The sum of human life does not strike a balance if we omit God; in that case, only contradictions remain. It is not enough, then, to believe somehow theoretically that there is a God; we must regard him as the most important element in our life. He must be everywhere. And our fundamental relationship to him must be love. That can often be very difficult. It can happen, for instance, that one individual has many illnesses… poverty makes life difficult for another. Yet a third loses the persons on whose love his whole life depends… And there is a great danger that the individual will become embittered and will say: God can certainly not be good; if he were, he would not treat me this way. Such a revolt against God is very understandable; often it seems almost impossible to accept God’s will. But one who yields to this rebellion poisons his whole life. The poison of saying “No,” of being angry with God and with the world, corrodes the individual from within. But what God asks of us is, at is were, an advance of confidence. He says to us: “I know, you don’t understand me yet. But trust me anyway, believe that I am good, and dare to live by this trust.” There are many instances of saints and great individuals who dared to trust and, in consequence, found for themselves and for others true happiness amid the greatest darkness. — from Auf Christus schauen, pp 109-110

“It sounds just like Francis! Like something he would say!” My friend said.

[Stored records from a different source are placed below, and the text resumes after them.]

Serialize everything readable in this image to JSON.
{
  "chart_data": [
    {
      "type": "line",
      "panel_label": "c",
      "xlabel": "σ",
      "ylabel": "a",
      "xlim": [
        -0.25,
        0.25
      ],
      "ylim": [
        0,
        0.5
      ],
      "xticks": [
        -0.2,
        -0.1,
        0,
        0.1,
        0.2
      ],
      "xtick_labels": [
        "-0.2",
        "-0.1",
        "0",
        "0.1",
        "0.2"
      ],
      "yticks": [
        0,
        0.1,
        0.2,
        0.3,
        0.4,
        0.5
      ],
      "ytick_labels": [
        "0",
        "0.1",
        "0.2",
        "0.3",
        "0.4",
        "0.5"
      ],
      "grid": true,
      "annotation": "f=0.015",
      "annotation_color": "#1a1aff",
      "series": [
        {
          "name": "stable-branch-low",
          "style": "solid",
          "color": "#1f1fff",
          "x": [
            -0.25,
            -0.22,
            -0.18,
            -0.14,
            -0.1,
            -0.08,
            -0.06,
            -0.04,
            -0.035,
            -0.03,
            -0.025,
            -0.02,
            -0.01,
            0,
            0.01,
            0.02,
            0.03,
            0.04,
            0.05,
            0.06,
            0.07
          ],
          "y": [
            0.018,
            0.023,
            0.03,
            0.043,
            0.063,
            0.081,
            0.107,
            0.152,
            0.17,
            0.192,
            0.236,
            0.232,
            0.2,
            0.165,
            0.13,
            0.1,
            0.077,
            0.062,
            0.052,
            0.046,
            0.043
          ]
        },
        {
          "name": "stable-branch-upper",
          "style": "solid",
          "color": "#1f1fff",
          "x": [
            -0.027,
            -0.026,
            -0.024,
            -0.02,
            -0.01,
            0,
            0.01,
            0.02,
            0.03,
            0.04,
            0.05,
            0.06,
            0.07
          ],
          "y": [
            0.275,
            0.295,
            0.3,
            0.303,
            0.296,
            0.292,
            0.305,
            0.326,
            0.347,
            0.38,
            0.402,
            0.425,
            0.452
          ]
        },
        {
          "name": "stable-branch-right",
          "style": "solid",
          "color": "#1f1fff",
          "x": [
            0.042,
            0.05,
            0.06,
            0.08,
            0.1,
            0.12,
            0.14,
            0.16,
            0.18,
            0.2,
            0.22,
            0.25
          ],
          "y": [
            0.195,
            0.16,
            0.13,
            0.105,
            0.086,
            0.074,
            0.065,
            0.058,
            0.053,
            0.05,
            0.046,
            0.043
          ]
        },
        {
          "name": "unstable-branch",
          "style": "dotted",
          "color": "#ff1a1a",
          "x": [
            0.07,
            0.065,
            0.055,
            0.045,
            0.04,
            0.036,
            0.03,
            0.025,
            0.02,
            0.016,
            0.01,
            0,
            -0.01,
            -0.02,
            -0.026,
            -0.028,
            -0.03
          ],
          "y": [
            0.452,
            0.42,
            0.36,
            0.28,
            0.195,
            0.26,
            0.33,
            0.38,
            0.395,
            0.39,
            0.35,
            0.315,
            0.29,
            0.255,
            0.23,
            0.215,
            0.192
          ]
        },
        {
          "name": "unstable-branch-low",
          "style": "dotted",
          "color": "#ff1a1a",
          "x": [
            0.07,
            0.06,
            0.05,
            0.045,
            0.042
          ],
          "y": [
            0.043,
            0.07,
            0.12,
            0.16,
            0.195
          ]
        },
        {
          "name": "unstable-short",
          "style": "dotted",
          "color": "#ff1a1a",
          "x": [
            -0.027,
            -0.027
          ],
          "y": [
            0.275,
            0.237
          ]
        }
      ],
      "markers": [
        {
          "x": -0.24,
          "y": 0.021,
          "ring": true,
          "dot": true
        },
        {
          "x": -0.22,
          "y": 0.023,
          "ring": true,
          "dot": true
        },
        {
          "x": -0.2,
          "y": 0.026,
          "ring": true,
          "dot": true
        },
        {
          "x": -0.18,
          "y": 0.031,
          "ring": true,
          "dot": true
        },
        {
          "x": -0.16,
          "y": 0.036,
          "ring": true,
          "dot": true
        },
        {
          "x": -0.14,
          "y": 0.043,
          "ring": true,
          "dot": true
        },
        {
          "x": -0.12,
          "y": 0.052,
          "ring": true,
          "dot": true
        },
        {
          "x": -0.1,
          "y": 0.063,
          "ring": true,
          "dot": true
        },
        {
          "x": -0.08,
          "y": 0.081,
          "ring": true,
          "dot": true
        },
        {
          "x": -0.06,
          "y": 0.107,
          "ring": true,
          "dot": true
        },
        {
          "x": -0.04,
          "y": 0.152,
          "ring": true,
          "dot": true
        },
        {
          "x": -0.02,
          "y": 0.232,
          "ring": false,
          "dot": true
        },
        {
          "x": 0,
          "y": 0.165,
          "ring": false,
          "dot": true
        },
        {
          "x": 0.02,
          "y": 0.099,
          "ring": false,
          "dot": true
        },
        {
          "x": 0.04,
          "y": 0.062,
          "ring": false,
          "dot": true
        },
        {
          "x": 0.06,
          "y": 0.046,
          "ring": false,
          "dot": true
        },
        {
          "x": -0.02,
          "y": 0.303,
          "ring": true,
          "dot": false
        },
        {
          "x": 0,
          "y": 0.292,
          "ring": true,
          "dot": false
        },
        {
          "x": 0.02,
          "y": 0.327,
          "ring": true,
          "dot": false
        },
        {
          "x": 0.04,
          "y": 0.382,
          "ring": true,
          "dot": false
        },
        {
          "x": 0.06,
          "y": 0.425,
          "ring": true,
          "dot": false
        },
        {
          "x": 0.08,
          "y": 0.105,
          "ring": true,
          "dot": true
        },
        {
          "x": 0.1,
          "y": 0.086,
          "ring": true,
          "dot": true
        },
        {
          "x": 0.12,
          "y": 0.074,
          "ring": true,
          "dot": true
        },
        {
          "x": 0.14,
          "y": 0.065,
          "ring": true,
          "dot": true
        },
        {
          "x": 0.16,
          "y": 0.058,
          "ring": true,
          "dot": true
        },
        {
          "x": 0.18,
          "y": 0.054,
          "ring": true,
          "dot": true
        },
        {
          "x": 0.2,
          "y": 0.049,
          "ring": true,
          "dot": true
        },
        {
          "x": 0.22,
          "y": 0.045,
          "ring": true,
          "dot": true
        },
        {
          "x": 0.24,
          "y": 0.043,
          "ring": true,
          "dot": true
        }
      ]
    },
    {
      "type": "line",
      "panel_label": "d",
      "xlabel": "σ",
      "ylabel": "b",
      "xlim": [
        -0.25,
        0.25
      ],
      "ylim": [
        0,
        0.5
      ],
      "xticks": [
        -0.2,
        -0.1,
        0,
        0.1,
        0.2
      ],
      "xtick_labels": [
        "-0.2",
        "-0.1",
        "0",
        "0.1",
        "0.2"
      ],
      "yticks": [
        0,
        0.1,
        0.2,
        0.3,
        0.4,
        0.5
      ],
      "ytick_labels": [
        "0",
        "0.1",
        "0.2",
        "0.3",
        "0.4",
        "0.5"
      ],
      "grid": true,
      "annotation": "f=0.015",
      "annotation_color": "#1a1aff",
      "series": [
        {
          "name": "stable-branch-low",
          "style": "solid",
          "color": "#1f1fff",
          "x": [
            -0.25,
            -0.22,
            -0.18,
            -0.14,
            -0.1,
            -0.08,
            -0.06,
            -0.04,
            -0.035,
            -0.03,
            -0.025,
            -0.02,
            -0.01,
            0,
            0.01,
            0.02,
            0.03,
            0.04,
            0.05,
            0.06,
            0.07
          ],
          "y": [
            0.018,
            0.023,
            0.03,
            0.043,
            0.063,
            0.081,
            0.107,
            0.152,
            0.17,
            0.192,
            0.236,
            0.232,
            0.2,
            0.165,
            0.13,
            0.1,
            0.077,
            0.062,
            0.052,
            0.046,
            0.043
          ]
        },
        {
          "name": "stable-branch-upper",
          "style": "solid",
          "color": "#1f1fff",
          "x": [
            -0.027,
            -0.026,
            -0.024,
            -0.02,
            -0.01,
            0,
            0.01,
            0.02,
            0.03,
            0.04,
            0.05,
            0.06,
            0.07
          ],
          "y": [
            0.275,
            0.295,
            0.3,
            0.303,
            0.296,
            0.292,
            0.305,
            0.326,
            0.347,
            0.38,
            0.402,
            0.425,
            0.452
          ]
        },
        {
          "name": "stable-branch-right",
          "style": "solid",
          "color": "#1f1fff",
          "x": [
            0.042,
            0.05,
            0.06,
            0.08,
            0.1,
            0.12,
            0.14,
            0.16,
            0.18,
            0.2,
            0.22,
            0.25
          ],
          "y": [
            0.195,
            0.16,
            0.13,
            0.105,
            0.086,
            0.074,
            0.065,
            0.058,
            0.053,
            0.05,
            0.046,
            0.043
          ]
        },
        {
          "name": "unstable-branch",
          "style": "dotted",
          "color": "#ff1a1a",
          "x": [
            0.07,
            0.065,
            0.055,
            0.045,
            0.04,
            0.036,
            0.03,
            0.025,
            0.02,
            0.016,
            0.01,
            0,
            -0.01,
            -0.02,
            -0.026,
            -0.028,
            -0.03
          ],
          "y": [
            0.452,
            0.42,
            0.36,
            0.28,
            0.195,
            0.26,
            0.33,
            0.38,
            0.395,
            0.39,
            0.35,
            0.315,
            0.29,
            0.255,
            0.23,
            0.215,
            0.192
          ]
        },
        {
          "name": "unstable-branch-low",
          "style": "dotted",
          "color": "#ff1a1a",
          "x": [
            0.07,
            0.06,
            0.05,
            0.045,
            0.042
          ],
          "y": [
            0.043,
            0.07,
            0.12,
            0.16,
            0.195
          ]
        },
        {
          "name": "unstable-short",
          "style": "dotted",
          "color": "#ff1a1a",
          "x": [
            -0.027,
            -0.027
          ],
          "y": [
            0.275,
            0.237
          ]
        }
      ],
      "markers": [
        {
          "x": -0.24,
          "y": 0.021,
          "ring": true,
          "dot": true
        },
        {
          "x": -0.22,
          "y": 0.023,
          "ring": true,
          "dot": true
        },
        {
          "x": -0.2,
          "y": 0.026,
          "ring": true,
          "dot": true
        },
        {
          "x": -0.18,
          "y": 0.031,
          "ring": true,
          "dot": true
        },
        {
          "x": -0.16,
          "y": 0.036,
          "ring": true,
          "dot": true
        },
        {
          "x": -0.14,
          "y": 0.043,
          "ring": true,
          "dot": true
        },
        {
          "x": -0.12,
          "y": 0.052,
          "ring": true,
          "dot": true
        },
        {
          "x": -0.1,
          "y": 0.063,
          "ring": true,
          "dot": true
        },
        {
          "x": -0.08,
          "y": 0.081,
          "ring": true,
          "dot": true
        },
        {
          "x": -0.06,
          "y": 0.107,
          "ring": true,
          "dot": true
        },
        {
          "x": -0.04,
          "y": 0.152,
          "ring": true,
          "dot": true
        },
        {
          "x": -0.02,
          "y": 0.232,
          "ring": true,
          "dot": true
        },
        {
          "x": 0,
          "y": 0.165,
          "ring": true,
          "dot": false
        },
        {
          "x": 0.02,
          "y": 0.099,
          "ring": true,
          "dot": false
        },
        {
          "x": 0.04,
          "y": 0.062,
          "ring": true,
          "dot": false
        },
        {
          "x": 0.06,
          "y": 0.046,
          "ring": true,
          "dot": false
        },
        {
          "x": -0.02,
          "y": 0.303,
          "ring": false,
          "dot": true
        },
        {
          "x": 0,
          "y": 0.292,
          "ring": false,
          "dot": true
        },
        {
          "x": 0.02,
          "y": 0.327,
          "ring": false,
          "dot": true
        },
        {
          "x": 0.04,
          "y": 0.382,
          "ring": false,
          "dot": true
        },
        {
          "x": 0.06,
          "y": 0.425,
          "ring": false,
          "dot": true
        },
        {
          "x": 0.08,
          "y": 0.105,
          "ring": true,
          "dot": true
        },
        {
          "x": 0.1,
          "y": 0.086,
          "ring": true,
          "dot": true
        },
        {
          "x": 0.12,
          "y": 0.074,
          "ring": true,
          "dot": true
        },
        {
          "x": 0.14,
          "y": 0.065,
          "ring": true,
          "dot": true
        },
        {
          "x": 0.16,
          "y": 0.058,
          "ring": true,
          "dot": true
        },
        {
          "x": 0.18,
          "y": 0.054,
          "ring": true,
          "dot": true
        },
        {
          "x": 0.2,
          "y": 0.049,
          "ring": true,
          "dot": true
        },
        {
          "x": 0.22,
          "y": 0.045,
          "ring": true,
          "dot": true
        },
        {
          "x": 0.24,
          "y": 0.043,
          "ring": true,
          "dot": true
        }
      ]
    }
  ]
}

Well, it sounds like Peter, really. This week sees the US release of Benedict XVI: The Last Testament, what is purported to be the last interview he will give to Peter Seewald. As his other talks with Seewald have been phenomenal, I can’t wait to dig into it and see what Papa Ratzi has to tell us about his life, and his joys and regrets, and what last things he has to tell us about the life of faith.

If you have been reluctant to read Benedict, perhaps let this be one final act of mercy as the Year of Mercy draws to a close: give the Pope Emeritus an opening to teach you what he knows. I have never known anyone who has read him and been disappointed.